さらに、バッチ方式による焼成を行うので、reel-to-reel方式の焼成を行う場合と比較して、炉内の雰囲気をコントロールし易いので安定した超電導層を形成でき、かつ、短時間で酸化物超電導線材を製造できる。
なお、上記本発明は、本発明の精神を逸脱しない限り、種々の改変をなすことができ、そして本発明が該改変させたものに及ぶことは当然である。

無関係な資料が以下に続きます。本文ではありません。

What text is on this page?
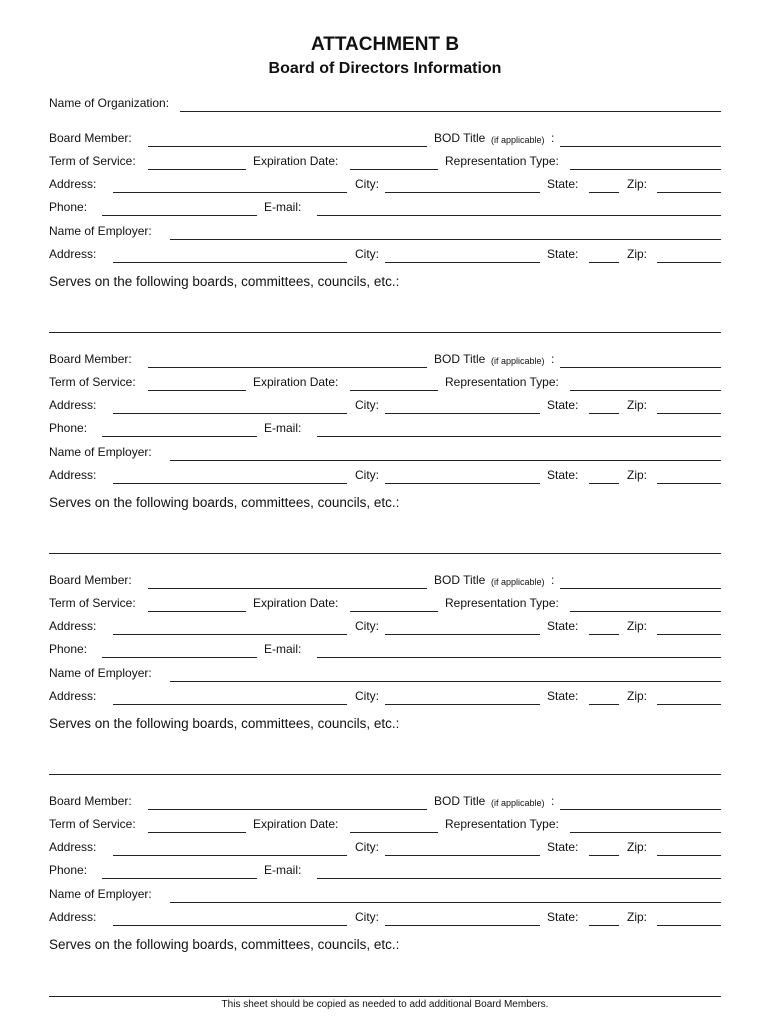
ATTACHMENT B
Board of Directors Information
Name of Organization:
Board Member:	BOD Title (if applicable) :
Term of Service:	Expiration Date:	Representation Type:
Address:	City:	State:	Zip:
Phone:	E-mail:
Name of Employer:
Address:	City:	State:	Zip:
Serves on the following boards, committees, councils, etc.:
Board Member:	BOD Title (if applicable) :
Term of Service:	Expiration Date:	Representation Type:
Address:	City:	State:	Zip:
Phone:	E-mail:
Name of Employer:
Address:	City:	State:	Zip:
Serves on the following boards, committees, councils, etc.:
Board Member:	BOD Title (if applicable) :
Term of Service:	Expiration Date:	Representation Type:
Address:	City:	State:	Zip:
Phone:	E-mail:
Name of Employer:
Address:	City:	State:	Zip:
Serves on the following boards, committees, councils, etc.:
Board Member:	BOD Title (if applicable) :
Term of Service:	Expiration Date:	Representation Type:
Address:	City:	State:	Zip:
Phone:	E-mail:
Name of Employer:
Address:	City:	State:	Zip:
Serves on the following boards, committees, councils, etc.:
This sheet should be copied as needed to add additional Board Members.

本発明にかかるテープ状酸化物超電導線材の製造方法は、MOD法を用いてテープ状酸化物超電導線材を形成する場合に広く適用可能である。
10 熱処理装置
11 炉芯管
12 回転体
12a 表面
12b 円筒体
13 ガス供給管
14 ガス排出管
20 ガス噴出孔
50 テープ状線材
C 炉芯軸
S 離間距離

Claims (4)

  1. 円筒状の熱処理空間を備えた炉芯管と、
    前記熱処理空間内部の炉芯軸に対して回転可能に配置され、且つ、多数の貫通孔が形成された表面に、超電導前駆体の膜体が形成されたテープ状線材が巻回される円筒状の回転体と、
    前記テープ状線材へ雰囲気ガスを供給するためのガス供給管と、
    前記雰囲気ガスを前記回転体内部から前記炉心管外部に排出するためのガス排出管と、
    を備えた熱処理装置を用いて、前記回転体に巻回された前記テープ状線材の前記膜体の膜面に対して上方に離間した位置から前記雰囲気ガスを供給する酸化物超電導線材の製造方法において、
    前記膜体は、Y、Ba、Cuを所定のモル比Y:Ba:Cu=1:a:3(Baモル比a<2の範囲内)の比率で含んだ金属有機酸塩または有機金属化合物を有機溶媒中に溶解した混合溶液を、基板上に形成された中間層に塗布した後、仮焼成処理を施すことで形成され、
    前記回転体の表面と前記ガス供給管のガス噴出孔との離間距離が10mmから150mmであり、この離間距離で前記膜体に前記雰囲気ガスを供給して膜厚1.5μm以上の超電導層を形成する、
    テープ状酸化物超電導線材の製造方法。
  2. 前記離間距離が50mmから100mmである、
    請求項1記載のテープ状酸化物超電導線材の製造方法。
  3. 前記テープ状線材へ前記雰囲気ガスを供給する流速が200m/s以上500m/s以下である、
    請求項1又は2記載のテープ状酸化物超電導線材の製造方法。
  4. 前記混合溶液中の金属元素を含む前記金属有機酸塩は、オクチル酸塩、ナフテン酸塩、ネオデカン酸塩または三弗化酢酸塩より選択された1種以上からなる、
    請求項1乃至3のいずれか一項に記載のテープ状酸化物超電導線材の製造方法。